I bite down on the giggle and refrain from offering advice, a truly heroic endeavor on my part.

“Hair is so impractical,” he declares, reaching for the faucet.  He runs water over his comb.

“What is the purpose of hair anyway?  And why do we have so much of it?”  He runs the wet comb through his hair, pressing down.

“The whole world would be a better place if we were all bald.”

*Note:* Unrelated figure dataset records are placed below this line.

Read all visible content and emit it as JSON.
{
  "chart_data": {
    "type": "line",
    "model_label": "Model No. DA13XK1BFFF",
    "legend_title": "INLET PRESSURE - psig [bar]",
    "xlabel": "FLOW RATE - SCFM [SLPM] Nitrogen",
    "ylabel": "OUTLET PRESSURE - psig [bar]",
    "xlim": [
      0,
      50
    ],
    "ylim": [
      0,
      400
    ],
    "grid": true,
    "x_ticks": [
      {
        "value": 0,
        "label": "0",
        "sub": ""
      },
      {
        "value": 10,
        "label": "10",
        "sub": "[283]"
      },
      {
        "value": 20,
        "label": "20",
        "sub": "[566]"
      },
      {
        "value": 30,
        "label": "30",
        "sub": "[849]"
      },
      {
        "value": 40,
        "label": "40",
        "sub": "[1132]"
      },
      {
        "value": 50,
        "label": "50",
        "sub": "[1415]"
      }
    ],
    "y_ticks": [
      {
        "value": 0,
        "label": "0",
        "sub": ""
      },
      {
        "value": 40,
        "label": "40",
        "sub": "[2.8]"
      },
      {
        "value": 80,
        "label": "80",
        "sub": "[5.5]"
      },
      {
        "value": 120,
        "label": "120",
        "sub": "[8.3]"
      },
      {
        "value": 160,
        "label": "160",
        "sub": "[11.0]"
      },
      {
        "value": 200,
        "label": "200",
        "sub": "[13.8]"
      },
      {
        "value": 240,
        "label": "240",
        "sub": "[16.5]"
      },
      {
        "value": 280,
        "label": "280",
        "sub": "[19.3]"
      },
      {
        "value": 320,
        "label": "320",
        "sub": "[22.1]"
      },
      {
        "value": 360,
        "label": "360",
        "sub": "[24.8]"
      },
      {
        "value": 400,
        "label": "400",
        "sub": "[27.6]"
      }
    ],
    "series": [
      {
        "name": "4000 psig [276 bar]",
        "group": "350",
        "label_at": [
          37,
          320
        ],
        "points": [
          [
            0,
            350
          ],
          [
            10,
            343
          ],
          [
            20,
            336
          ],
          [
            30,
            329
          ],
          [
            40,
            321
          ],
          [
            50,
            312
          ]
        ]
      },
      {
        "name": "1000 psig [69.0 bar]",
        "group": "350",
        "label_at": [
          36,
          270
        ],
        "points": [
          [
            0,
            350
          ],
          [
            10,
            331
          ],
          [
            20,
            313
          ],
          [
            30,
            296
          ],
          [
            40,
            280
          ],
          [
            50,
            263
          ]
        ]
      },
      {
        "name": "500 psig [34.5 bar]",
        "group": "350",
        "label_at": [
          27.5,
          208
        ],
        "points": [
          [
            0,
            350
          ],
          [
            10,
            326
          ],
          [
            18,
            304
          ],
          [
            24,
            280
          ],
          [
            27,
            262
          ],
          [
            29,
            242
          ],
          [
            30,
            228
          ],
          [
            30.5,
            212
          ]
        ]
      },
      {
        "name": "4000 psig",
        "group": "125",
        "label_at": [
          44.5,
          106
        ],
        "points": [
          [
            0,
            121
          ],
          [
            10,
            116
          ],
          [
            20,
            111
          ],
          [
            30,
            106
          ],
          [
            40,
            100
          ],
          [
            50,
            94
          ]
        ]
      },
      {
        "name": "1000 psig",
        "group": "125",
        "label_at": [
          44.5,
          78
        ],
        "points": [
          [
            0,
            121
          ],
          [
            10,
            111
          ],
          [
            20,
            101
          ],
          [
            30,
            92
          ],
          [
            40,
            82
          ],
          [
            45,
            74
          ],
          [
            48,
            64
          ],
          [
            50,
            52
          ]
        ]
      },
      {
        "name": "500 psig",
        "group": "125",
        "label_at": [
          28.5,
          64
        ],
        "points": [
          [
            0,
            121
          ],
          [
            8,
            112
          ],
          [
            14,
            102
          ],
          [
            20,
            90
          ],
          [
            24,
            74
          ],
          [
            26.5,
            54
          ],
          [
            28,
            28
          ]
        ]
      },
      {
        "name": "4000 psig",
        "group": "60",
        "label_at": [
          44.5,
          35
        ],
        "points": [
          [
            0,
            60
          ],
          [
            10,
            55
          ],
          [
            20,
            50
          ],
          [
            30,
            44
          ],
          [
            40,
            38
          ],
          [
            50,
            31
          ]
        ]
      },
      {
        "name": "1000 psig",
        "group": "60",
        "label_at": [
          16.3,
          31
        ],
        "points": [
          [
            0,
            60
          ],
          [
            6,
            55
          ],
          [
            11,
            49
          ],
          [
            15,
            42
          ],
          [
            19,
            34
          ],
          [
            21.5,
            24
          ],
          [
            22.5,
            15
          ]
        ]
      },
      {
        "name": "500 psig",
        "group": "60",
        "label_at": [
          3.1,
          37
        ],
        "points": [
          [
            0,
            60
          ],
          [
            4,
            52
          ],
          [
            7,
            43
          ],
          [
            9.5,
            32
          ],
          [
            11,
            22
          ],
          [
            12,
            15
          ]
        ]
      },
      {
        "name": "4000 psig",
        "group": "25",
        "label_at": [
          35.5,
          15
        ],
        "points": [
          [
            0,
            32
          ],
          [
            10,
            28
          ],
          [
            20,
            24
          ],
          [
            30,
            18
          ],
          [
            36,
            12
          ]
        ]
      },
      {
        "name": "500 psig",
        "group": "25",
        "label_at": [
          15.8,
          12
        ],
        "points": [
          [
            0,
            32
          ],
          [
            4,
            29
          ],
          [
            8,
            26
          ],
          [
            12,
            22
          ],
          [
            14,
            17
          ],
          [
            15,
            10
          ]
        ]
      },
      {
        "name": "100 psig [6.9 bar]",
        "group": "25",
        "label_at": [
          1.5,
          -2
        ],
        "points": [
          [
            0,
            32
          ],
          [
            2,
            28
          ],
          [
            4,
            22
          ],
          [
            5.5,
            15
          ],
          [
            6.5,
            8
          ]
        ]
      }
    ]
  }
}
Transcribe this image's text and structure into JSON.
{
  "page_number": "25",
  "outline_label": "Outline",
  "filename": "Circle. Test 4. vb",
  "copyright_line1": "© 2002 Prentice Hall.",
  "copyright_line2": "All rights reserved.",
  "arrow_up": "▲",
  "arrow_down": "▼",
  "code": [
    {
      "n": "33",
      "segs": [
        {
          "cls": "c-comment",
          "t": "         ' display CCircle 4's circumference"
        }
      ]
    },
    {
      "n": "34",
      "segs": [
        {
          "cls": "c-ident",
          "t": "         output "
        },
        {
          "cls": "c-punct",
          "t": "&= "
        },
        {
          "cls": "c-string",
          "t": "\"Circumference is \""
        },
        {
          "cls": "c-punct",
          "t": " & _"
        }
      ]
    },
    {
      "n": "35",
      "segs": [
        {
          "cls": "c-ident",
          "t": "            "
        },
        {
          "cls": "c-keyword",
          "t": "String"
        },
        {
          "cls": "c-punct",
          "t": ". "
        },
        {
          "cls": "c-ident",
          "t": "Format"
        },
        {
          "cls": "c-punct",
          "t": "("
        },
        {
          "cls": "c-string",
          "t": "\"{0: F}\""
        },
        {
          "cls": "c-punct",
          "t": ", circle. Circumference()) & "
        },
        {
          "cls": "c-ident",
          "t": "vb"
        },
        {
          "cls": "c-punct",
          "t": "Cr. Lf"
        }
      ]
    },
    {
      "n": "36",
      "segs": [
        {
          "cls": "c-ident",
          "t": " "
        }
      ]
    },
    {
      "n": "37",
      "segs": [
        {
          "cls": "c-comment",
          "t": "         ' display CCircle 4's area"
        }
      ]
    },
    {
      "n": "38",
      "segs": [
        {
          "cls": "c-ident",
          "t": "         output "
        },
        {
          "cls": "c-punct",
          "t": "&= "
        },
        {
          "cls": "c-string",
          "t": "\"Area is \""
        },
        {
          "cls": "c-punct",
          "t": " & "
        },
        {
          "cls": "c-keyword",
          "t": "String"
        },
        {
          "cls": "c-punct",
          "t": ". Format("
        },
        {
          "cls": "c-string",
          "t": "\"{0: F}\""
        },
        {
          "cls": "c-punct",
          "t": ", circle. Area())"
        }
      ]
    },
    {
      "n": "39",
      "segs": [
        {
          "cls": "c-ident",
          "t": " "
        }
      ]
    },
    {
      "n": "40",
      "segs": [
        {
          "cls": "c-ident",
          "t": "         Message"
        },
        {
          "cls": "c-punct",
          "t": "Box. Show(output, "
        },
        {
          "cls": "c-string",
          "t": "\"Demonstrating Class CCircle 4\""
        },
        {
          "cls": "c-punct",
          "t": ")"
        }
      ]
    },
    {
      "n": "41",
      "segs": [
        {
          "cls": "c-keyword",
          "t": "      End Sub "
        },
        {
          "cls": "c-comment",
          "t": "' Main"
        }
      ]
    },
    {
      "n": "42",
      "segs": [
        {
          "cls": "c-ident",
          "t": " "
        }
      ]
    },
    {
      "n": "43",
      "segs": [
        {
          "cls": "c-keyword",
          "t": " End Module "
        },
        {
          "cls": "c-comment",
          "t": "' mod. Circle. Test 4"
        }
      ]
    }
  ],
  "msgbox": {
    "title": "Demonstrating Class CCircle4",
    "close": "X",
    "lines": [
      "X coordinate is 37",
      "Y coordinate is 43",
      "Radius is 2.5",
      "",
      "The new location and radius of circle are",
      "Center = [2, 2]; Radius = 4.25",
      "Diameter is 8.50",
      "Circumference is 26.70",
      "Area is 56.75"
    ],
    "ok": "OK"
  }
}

I guess I can stop wondering about teenage vanity.  It appears Sidney is infected with the same hair-hating gene as his father.  I specifically remember when I cautiously informed Sid that his hair was thinning on top.  I thought it might bother him, but he appeared completely unruffled.  All my concerns were completely laid to rest weeks later, when I discovered Sid in the bathroom with a hand mirror trying to get a look at his bald spot, and mumbling to himself, “Fall out, baby. Fall baby.”

I don’t think women can inherit the the hair-hating gene.  I cried when mine started thinning and falling out a couple of years ago.  Thankfully, it stopped and seems to have stabilized, though I keep an anxious eye on it.